Determine the intersection, if any, of the planes with equations x + y - z + 12 = 0 and 2x + 4y - 3z + 8 = 0.
I have no clue where to even begin. If someone could help and give me the steps to complete it, that would be greatly appreciated. Do I have to first simplify the equations? of find the normal vector for them? I am really stuck.
done, look back please
To find the intersection of two planes, you need to solve the system of equations formed by their equations. In this case, you have the following equations:
1) x + y - z + 12 = 0
2) 2x + 4y - 3z + 8 = 0
One way to solve this system is by eliminating one variable at a time using substitution or elimination method. Let's use the elimination method:
Step 1: Multiply equation 1 by 2 to make the coefficients of x in both equations equal:
2(x + y - z + 12) = 0
2x + 2y - 2z + 24 = 0
Step 2: Subtract equation 2 from the modified equation 1 to eliminate x:
(2x + 2y - 2z + 24) - (2x + 4y - 3z + 8) = 0
2y - z + 16 = 0
So, you now have a new equation: 2y - z + 16 = 0.
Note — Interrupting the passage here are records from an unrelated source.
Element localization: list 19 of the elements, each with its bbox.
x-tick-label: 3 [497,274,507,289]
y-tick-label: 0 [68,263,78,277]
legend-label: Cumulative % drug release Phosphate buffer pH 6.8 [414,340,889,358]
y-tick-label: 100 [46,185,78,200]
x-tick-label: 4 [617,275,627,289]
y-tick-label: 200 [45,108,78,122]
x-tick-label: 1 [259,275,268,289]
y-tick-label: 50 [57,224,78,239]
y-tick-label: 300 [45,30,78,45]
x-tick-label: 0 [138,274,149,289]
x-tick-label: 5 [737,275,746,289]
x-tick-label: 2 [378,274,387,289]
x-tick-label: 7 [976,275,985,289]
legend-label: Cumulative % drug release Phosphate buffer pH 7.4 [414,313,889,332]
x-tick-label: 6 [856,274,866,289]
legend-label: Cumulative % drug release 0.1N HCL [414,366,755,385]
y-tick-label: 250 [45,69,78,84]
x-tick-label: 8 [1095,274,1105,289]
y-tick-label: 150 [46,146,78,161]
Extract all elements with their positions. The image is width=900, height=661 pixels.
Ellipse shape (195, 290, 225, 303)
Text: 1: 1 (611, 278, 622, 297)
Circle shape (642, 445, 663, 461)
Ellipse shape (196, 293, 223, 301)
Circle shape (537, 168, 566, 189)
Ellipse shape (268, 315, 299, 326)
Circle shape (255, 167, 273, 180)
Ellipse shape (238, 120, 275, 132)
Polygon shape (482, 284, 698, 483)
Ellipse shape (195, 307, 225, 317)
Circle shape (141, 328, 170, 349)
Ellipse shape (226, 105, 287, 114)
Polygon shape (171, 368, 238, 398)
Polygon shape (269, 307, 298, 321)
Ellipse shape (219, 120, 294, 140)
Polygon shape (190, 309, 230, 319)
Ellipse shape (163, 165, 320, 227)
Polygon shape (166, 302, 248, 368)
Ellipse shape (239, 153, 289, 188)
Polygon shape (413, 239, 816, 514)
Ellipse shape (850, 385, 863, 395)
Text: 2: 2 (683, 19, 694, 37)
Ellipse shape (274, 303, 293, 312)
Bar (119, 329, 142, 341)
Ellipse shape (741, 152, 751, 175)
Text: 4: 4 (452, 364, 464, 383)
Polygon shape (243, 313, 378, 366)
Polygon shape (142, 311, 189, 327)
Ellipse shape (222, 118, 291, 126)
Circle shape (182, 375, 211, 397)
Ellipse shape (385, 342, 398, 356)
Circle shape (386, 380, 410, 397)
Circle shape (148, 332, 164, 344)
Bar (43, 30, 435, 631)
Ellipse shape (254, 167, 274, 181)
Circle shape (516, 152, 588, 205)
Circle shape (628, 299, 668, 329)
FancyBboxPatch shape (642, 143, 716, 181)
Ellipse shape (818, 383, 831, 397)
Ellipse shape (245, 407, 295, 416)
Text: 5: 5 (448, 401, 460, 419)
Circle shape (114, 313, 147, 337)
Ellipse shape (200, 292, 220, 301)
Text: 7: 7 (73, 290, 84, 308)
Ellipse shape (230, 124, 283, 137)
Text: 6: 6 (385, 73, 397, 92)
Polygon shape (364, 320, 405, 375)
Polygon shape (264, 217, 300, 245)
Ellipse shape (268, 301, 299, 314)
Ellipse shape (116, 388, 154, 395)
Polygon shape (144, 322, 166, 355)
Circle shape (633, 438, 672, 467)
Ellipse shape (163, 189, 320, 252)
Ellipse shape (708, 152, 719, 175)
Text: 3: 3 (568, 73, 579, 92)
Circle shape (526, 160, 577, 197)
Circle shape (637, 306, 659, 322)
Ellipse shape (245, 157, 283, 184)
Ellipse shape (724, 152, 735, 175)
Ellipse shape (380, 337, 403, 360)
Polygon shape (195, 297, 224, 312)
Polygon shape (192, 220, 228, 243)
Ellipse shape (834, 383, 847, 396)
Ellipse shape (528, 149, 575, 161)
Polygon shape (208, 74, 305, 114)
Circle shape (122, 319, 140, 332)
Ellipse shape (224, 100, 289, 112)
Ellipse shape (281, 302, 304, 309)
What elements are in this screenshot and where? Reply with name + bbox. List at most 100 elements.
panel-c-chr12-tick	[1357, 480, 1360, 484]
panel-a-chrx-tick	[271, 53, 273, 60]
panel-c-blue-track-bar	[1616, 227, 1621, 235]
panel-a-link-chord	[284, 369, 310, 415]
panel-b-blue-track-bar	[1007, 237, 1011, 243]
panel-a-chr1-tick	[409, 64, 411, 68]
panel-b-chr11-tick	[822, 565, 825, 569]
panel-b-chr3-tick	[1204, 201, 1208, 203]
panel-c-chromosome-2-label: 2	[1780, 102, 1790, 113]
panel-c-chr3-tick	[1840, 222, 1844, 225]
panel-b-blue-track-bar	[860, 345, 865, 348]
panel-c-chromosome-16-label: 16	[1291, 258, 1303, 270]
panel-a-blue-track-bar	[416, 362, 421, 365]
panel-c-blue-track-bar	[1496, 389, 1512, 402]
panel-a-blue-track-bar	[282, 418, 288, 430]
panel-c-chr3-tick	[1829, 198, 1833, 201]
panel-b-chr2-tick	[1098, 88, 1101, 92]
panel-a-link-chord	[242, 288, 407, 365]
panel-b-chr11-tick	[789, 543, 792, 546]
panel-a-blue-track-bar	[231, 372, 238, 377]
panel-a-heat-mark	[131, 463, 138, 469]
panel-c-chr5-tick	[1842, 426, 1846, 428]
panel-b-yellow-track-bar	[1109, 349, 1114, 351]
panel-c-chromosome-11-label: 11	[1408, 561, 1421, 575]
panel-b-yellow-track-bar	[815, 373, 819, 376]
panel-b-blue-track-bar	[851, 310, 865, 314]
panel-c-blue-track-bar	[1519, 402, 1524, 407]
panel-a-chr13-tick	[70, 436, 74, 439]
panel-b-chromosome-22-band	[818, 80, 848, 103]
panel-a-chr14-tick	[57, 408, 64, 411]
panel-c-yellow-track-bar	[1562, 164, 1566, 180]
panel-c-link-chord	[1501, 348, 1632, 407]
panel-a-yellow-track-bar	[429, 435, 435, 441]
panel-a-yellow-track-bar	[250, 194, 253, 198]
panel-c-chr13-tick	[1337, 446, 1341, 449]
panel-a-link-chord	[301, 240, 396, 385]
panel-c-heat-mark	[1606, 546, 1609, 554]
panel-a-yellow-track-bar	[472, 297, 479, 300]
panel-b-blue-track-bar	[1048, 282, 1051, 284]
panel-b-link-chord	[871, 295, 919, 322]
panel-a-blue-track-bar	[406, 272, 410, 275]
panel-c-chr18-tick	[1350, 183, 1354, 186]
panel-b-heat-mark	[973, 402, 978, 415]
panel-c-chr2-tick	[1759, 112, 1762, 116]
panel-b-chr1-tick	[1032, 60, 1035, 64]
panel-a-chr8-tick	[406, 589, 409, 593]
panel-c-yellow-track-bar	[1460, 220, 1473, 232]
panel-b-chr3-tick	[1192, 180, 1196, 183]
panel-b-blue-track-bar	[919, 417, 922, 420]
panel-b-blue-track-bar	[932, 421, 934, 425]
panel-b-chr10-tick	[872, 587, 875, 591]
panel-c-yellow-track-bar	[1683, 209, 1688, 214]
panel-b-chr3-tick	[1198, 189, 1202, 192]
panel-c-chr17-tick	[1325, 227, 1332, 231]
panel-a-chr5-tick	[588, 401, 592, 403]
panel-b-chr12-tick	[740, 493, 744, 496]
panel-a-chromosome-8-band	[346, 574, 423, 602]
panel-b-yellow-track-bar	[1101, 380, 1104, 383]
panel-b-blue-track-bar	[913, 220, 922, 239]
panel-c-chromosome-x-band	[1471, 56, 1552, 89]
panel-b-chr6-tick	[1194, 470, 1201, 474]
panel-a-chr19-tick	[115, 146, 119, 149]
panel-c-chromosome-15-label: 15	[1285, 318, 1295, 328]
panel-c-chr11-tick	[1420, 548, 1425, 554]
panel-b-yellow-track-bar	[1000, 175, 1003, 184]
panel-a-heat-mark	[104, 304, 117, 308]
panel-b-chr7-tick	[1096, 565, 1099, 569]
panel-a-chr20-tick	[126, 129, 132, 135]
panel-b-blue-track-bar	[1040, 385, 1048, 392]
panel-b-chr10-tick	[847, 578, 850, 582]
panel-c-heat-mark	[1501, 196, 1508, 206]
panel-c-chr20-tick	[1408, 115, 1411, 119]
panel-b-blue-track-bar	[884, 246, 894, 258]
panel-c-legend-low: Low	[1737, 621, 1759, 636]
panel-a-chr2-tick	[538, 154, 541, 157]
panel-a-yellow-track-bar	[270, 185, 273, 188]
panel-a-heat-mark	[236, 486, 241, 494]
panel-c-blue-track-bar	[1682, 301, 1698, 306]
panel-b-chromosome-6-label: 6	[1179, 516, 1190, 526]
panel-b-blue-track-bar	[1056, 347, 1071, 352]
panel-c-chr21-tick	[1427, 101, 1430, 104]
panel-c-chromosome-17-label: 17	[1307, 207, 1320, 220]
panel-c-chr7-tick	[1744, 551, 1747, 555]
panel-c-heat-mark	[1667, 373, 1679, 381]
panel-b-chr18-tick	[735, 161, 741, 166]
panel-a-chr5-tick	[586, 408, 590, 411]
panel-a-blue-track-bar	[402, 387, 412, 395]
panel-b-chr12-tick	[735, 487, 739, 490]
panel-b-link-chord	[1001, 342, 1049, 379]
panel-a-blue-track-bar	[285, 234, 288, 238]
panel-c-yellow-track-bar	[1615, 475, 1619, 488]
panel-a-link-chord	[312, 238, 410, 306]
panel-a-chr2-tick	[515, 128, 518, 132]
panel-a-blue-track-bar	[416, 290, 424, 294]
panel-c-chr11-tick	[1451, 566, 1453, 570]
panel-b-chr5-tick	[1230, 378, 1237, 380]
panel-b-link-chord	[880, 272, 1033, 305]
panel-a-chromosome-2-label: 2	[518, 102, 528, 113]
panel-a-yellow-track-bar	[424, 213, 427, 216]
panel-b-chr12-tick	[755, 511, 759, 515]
Step 3: Solve the new equation for one variable. Let's isolate z:
-z = -2y - 16
z = 2y + 16
Now you have z in terms of y.
Step 4: Substitute the expression for z in terms of y into either of the original equations. Let's use equation 1:
x + y - (2y + 16) + 12 = 0
x - y - 4 = 0
So, you now have x in terms of y as well.
The intersection of the planes is the set of points (x, y, z) that satisfy both equations. In other words, it is the set of values of x, y, and z that simultaneously make both equations true.
To summarize, you have obtained the following system of equations representing the intersection of the planes:
x - y - 4 = 0
z = 2y + 16
You can solve this system further if needed to find specific values of x, y, and z that satisfy both equations.